In British Women Poets and the Romantic Writing Community, author Stephen C. Behrendt dates the Romantic period from 1770 to 1830 and labels it “a poetry-mad era” (13). Poetry was widely read and published by both women and men, with over ten thousand volumes printed in that span of sixty years. According to Behrendt it was “a period of conspicuous consumption in which seemingly everyone could participate both as consumer and creator” (13). This sentiment is echoed by Paula R. Feldman, editor of the anthology British Women Poets of the Romantic Era. She writes “Poetry pervaded everyday life then in a way we can barely begin to comprehend today” (xxvi). This period as one of prolific poetry consumption is rarely, if ever, mentioned, and discussion of Romantic poetry is often limited to what is referred to as the “big six” – Blake, Wordsworth, Coleridge, Byron, Shelley, and Keats.
The lack of mention of women poets during the Romantic period might cause one to conclude their contributions were insignificant, or perhaps that most women published their work anonymously in order for it to be viewed on an equal status with men. But neither was the case. According to Feldman, “women poets were, as their contemporary John Hamilton Reynolds nervously acknowledged, a force to be reckoned with in early-nineteenth-century Britain” (xxv). Feldman calls them major players and serous competitors whose “poetry was reviewed in the most prestigious journals, respected by discerning readers, reprinted, imitated, anthologized, sung, memorized for recitation, copied into commonplace books, and bought by the public” (xxv). These women poets were from a variety of socioeconomic backgrounds, but most printed their work under their real names. In the article “Women Poets and Anonymity in the Romantic Era,” Feldman notes “during the period 1770-1835, women rarely published books of verse anonymously” (279). Feldman notes that sometimes a new writer would publish anonymously to test the waters and wealthy, aristocratic women often did not print their names in their books “for fear of diminishing their social status by appearing to be ‘in trade’” (279). Even those women often signed copies for friends and family, thus breaking the anonymity of the work.

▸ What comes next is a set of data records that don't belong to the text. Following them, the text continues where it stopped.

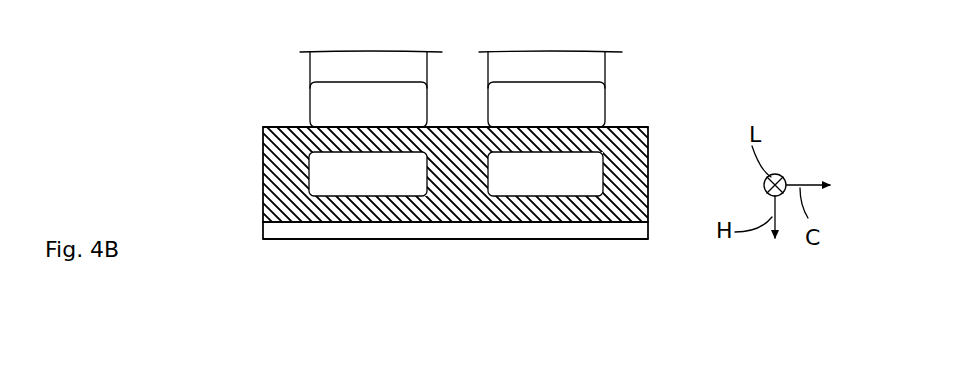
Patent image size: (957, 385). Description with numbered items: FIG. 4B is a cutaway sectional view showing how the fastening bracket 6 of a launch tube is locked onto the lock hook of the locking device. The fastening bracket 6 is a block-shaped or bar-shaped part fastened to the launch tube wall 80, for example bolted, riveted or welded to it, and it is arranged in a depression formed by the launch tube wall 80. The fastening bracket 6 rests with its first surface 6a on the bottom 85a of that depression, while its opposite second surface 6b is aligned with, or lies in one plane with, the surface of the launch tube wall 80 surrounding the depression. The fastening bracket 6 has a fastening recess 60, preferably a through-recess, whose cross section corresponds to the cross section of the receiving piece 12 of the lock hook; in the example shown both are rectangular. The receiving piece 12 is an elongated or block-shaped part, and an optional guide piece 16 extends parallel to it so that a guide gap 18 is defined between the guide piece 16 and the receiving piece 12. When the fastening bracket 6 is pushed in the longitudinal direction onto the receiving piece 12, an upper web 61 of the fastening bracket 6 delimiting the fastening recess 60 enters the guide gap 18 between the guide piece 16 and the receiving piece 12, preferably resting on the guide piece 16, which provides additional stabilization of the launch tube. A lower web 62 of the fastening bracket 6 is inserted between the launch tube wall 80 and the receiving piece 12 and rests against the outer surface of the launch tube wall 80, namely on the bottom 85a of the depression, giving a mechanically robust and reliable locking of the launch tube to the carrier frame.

The fastening bracket 6 is at (256, 205).
The first surface 6a is at (282, 233).
The second surface 6b is at (468, 126).
The receiving piece 12 is at (364, 185).
The guide piece 16 is at (383, 92).
The guide gap 18 is at (334, 124).
The fastening recess 60 is at (263, 167).
The upper web 61 is at (287, 127).
The lower web 62 is at (320, 220).
The launch tube wall 80 is at (480, 231).
The bottom of the depression 85a is at (450, 223).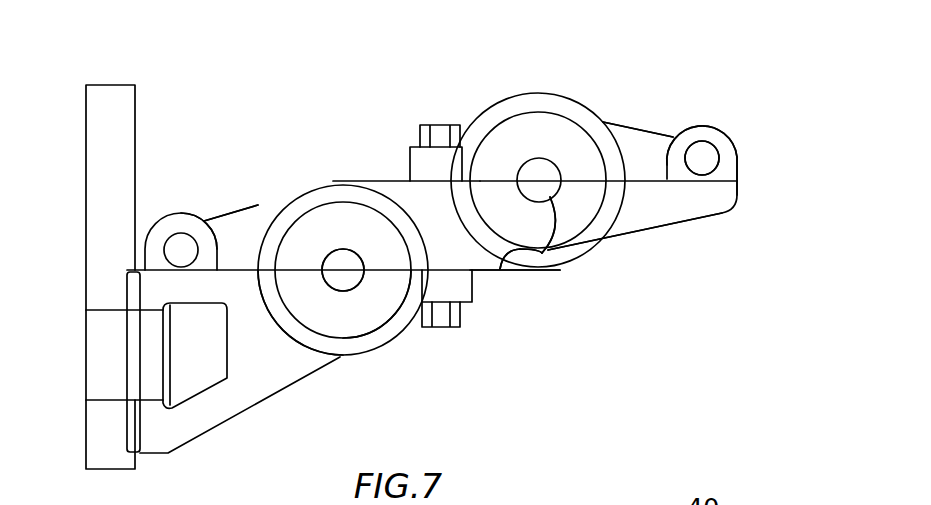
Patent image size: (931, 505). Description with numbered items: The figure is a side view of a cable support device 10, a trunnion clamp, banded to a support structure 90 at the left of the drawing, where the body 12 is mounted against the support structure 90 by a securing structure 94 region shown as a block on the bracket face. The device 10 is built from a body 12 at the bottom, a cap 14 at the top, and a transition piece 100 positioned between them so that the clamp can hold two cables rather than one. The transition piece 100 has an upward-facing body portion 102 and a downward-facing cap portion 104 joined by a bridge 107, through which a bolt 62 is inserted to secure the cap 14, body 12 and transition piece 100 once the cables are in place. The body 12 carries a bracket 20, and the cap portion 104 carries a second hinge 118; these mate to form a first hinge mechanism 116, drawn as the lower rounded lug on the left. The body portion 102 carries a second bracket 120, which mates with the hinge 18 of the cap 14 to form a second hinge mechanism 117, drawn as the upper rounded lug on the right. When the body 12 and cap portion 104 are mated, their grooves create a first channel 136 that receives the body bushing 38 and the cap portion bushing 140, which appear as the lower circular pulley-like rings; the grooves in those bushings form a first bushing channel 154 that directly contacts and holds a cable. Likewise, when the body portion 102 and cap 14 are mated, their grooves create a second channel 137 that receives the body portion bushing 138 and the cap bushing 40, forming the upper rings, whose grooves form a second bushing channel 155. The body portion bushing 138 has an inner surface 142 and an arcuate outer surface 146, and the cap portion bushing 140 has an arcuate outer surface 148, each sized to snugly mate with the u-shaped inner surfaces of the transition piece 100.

The cable support device 10 is at (258, 72).
The body 12 is at (250, 416).
The cap 14 is at (633, 103).
The hinge 18 is at (655, 127).
The bracket 20 is at (172, 214).
The body bushing 38 is at (368, 318).
The cap bushing 40 is at (512, 130).
The bolt 62 is at (442, 132).
The support structure 90 is at (100, 177).
The boss 94 is at (97, 345).
The transition piece 100 is at (519, 282).
The body portion 102 is at (557, 257).
The cap portion 104 is at (287, 203).
The bridge 107 is at (407, 187).
The first hinge mechanism 116 is at (196, 207).
The second hinge mechanism 117 is at (723, 112).
The second hinge 118 is at (248, 215).
The second bracket 120 is at (734, 129).
The first channel 136 is at (323, 342).
The second channel 137 is at (541, 260).
The body portion bushing 138 is at (598, 240).
The cap portion bushing 140 is at (337, 218).
The inner surface 142 is at (580, 212).
The outer surface 146 is at (498, 272).
The outer surface 148 is at (417, 200).
The first bushing channel 154 is at (340, 275).
The second bushing channel 155 is at (540, 172).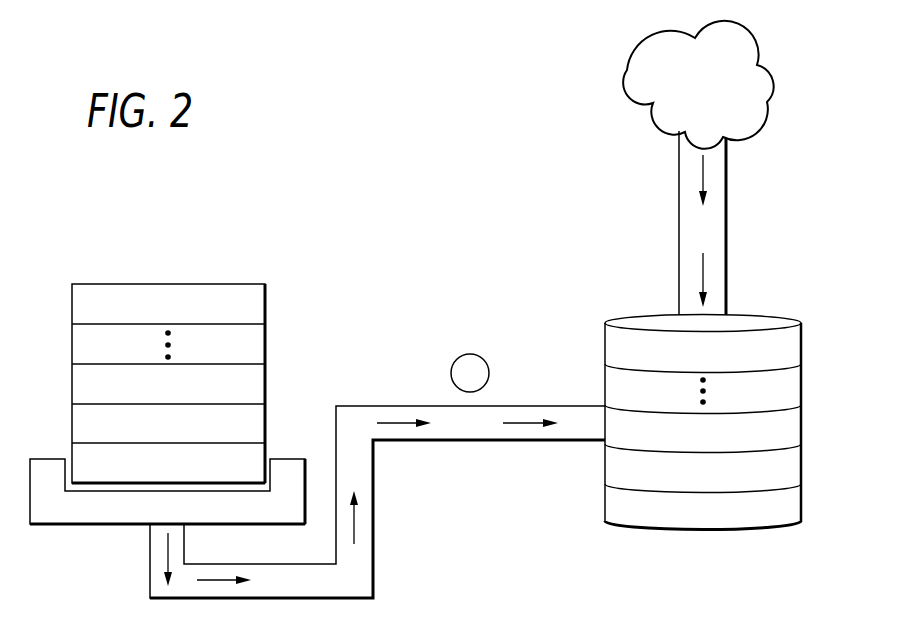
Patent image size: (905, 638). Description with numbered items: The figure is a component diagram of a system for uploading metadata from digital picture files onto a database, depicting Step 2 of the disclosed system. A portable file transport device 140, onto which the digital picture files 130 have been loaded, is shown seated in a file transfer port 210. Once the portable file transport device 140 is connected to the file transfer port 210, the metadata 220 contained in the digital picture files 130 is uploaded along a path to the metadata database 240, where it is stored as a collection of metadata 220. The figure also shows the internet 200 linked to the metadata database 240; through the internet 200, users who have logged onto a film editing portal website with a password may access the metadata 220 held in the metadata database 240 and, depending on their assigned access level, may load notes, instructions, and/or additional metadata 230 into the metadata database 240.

The Step 2 is at (470, 373).
The digital picture files 130 is at (168, 308).
The portable file transport device 140 is at (168, 369).
The internet 200 is at (698, 85).
The file transfer port 210 is at (167, 491).
The metadata 220 is at (475, 468).
The additional metadata 230 is at (702, 223).
The metadata database 240 is at (703, 438).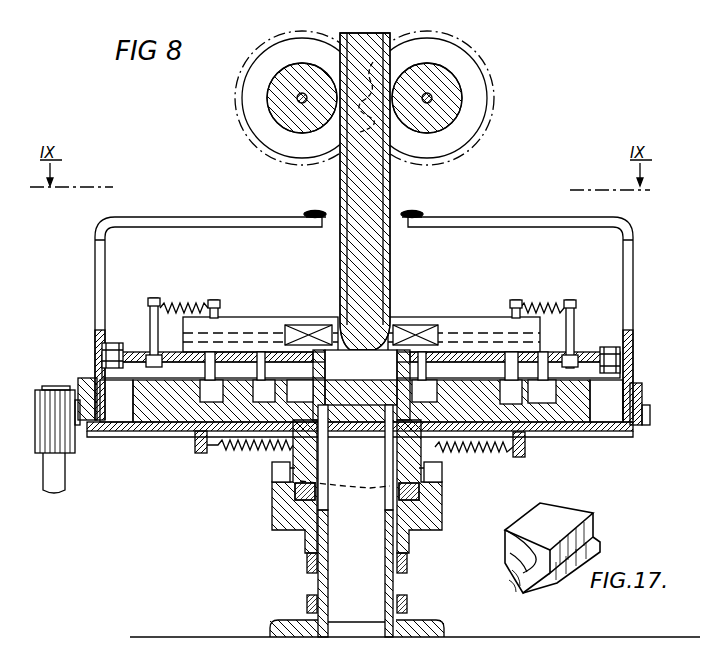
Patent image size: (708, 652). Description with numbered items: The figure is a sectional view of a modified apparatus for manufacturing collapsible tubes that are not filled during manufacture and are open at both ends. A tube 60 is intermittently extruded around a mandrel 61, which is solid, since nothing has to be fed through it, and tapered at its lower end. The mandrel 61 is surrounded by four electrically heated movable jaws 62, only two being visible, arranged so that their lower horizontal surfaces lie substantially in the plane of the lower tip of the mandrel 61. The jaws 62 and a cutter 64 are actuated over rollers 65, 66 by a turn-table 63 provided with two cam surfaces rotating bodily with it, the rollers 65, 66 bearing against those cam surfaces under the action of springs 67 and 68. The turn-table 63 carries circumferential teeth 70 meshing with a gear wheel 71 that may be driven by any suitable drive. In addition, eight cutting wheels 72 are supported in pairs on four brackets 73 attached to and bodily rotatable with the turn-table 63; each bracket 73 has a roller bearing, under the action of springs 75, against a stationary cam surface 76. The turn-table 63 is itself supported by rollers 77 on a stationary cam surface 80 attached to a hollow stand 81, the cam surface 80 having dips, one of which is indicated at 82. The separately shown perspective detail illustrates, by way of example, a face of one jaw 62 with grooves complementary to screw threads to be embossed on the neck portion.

In FIG. 8, the tube 60 is at (373, 63).
In FIG. 8, the mandrel 61 is at (382, 185).
In FIG. 8, the movable jaws 62 is at (310, 325).
In FIG. 17, the movable jaws 62 is at (567, 515).
In FIG. 8, the turn-table 63 is at (566, 416).
In FIG. 8, the cutter 64 is at (332, 356).
In FIG. 8, the roller 65 is at (205, 402).
In FIG. 8, the roller 66 is at (360, 452).
In FIG. 8, the spring 67 is at (172, 302).
In FIG. 8, the spring 68 is at (187, 325).
In FIG. 8, the circumferential teeth 70 is at (650, 413).
In FIG. 8, the gear wheel 71 is at (48, 430).
In FIG. 8, the cutting wheels 72 is at (317, 211).
In FIG. 8, the brackets 73 is at (102, 262).
In FIG. 8, the springs 75 is at (262, 445).
In FIG. 8, the stationary cam surface 76 is at (112, 345).
In FIG. 8, the rollers 77 is at (274, 473).
In FIG. 8, the stationary cam surface 80 is at (440, 505).
In FIG. 8, the hollow stand 81 is at (393, 580).
In FIG. 8, the dip 82 is at (370, 488).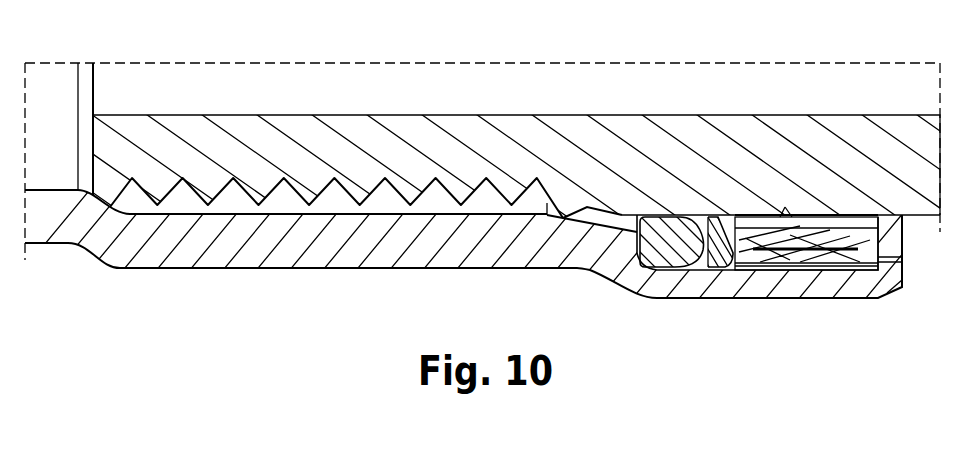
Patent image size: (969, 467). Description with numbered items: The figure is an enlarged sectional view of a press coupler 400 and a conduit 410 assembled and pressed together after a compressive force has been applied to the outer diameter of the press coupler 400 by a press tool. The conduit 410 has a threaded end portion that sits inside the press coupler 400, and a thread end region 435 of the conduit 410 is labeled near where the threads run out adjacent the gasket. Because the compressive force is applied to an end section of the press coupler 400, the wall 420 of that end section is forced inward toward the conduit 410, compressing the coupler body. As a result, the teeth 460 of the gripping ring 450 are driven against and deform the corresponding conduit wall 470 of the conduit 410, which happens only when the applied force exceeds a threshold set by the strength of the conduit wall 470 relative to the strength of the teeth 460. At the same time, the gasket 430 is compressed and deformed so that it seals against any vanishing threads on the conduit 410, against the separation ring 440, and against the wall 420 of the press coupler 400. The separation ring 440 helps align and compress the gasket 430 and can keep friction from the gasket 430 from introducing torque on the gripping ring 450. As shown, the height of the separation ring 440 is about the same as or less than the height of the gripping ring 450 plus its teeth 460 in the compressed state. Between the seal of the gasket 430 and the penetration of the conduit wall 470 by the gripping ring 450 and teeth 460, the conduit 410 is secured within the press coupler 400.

It would also be remiss to conclude that women poets centered the subject of their work around their personal sphere of the home. Behrendt quotes Anne Mellor’s view that “women writers participated in the same discursive public sphere and in the same formation of public opinion as did their male peers” (9). According to Mellor, women writers felt a responsibility “for defining the future direction of public policy and social reform” and “asserted both the right and the duty of women to speak for the nation” (9). Of course, this doesn’t mean all women shared the same views. Some were conservative, others liberal; some pro-feminism, others anti-feminism; some pro-war, others against it. Writer Anna Letitia Barbauld (1743-1825) declined an invitation in 1804 by Maria Edgeworth to help her start a periodical of literature by women. Barbauld offered to contribute but stated “there is no bond of union among literary women, any more than among literary men; different sentiments and different connections separate them much more than the joint interest of their sex would unite them” (British Women, 54). Feldman agrees that there is no common ideology among these women authors, but states it is useful to study them as a group because all of their varied perspectives of the world were shaped by a personal struggle with patriarchal constraints (British Women, xxviii). These constraints are still apparent today as evidenced by the lack of representation these women poets have in the literary canon.
Behrendt, Stephen C. British Women Poets and the Romantic Writing Community. Johns Hopkins UP, 2009.
Feldman, Paula R., editor. British Women Poets of the Romantic Era. Johns Hopkins UP, 1997.
Feldman, Paula R. “Women Poets and Anonymity in the Romantic Era.” New Literary History, vol. 33, no. 2, 2002, pp. 279-89.